The LIR motif in ULK1 is needed for amino acid starvation-induced co-localization of ULK1 with endogenous LC3B, GABARAP L1, and WIPI2 on autophagosomes. A, co-localization of wild type GFP-ULK1 with endogenous GABARAP L1 and LC3B in punctuated structures in HEK293 Flp-In T-Rex cells. Expression of GFP-ULK1 (wild type or mutated) was induced for 24 h with tetracycline. Cells were then incubated for 1 h in starvation medium without amino acids, fixed, and stained with anti-LC3B or anti-GABARAP L1 antibodies as indicated. Representative images are shown, the circles indicate dots with co-localization. Bars, 2 μm. B, quantitative analysis of intracellular punctuated structures in HEK293 Flp-In T-Rex cells expressing GFP-ULK1 (wild type or LIR-mutated). Expression of GFP-ULK1 was induced as in A, and cells were then incubated for 1 h in full medium or starvation medium. Cells were fixed and stained with anti-WIPI2, anti-LC3B, or anti-GABARAP L1 antibodies before being analyzed by confocal microscopy. Each bar indicating the number of GFP-ULK1 positive dots per cell (green color) is based on an analysis of 490–570 cells, whereas 100–180 cells were analyzed for co-localization with endogenous WIPI2, LC3B, and GABARAP L1. Under starvation conditions, the average co-localization of WIPI2, LC3B, and GABARAP L1 with wild type ULK1 dots was 47, 45, or 43%, respectively, and for the LIR mutant ULK1 the corresponding numbers were 25, 15, and 22%.

FIGURE 9.

Only a minor fraction of GFP-ULK1 is degraded by autophagy. HEK293 Flp-In T-Rex cells stably expressing GFP-ULK1 (wild type or LIR-mutated) from an inducible promoter were grown overnight in full medium supplemented with tetracycline, resulting in accumulation of GFP-ULK1 (ON).
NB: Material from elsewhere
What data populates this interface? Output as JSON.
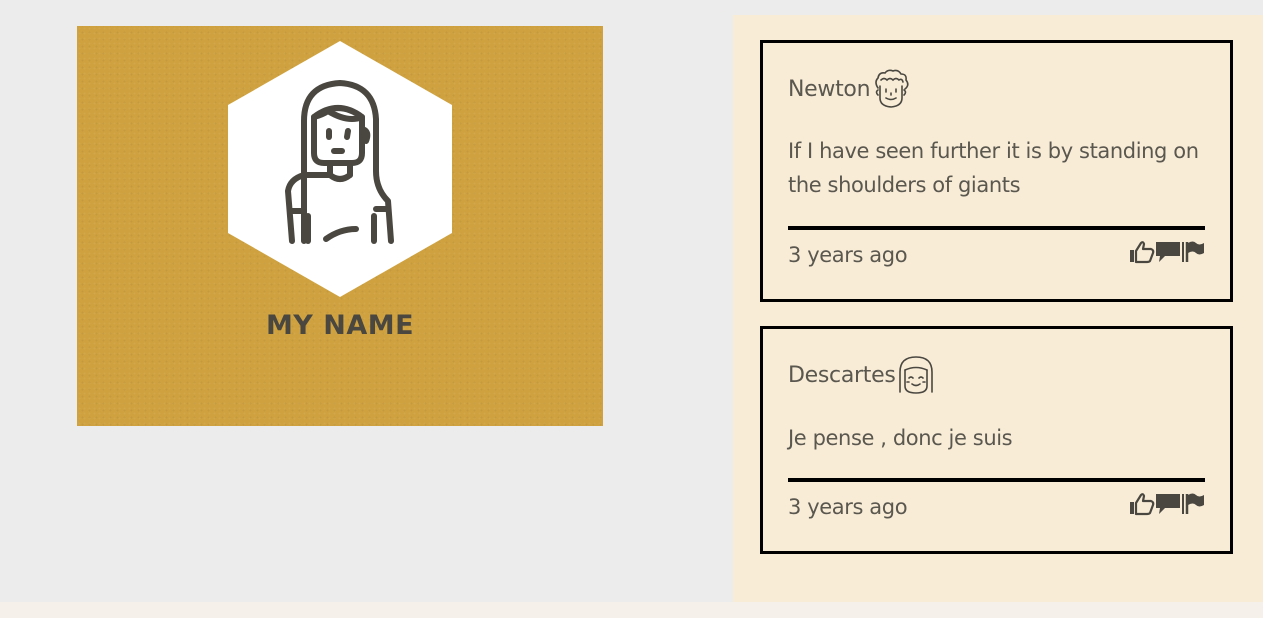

Tetracycline was removed (promoter shut-off, ON-OFF), and the cells were incubated for 4 h in full medium or starvation medium, both supplemented or not with bafilomycin A1 and/or MG132 as indicated. Degradation of GFP-ULK1 (wild type or LIR-mutated) was measured by flow cytometry, using loss of GFP fluorescence as readout. For each condition, median GFP fluorescence was determined from a population of at least 10,000 cells. Bars show the average GFP fluorescence from three independent experiments, relative to the ON condition.